This exhibition brings together the images of the man who can be considered the most prolific photojournalist of the last few decades, an exceptional observer of our contemporary world and probably one of its most lucid witnesses.
James Nachtwey, whose career has been marked by numerous prizes and awards in various fields, is recognized worldwide as the heir to Robert Capa. His moral strength and his social and civil commitments have led him to devote his entire life to documentary photography. He has never stopped photographing pain, injustice, violence and death. But to ensure that human suffering and loneliness are never forgotten, he creates images of breathtaking beauty, impeccably framed and lit, and with almost cinematic effects. The extraordinary beauty and infinite tenderness that emerge from them are as many means to fight and resist.
In a posture of compassion, he captures various scenes and contexts: in Bosnia, in Mostar, where a sniper aims through a window, the famine in Darfur, the tuberculosis patients or the terrible effects of Agent Orange in Vietnam.
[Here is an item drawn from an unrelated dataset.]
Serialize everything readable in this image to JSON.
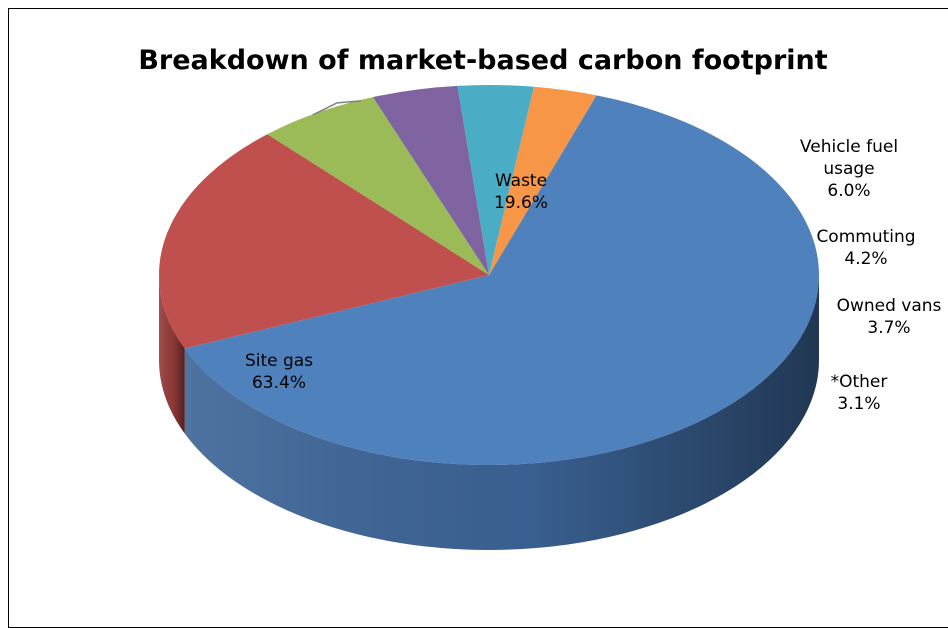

The photographs in the exhibition are from James Nachtwey’s most significant reports: El Salvador, the Palestinian Territories, Indonesia, Japan, Romania, Somalia, Sudan, Rwanda, Iraq, Afghanistan, Nepal, the United States, including a unique testimony of the attacks of September 11, and many other countries.
The exhibition ends with a report on immigration in Europe, an issue that is more topical than ever today.
Curators of the exhibition
Laurie Hurwitz, Roberto Koch and James Nachtwey
Born in Syracuse, New York in 1948, James Nachtwey grew up in the 1960s. His eyes were flooded with images of the Vietnam War and civil rights marches. He soon felt the importance of bearing witness and, through his own work, he committed himself to fighting hypocrisy, the kind that so often makes us look away.
James Nachtwey has been depicting war for the past 40 years, showing without hesitation the fate of the people who have experienced it. His images reveal a humanity mutilated by violence, devastated by disease and hunger, a humanity that, by its very nature, seems to go astray.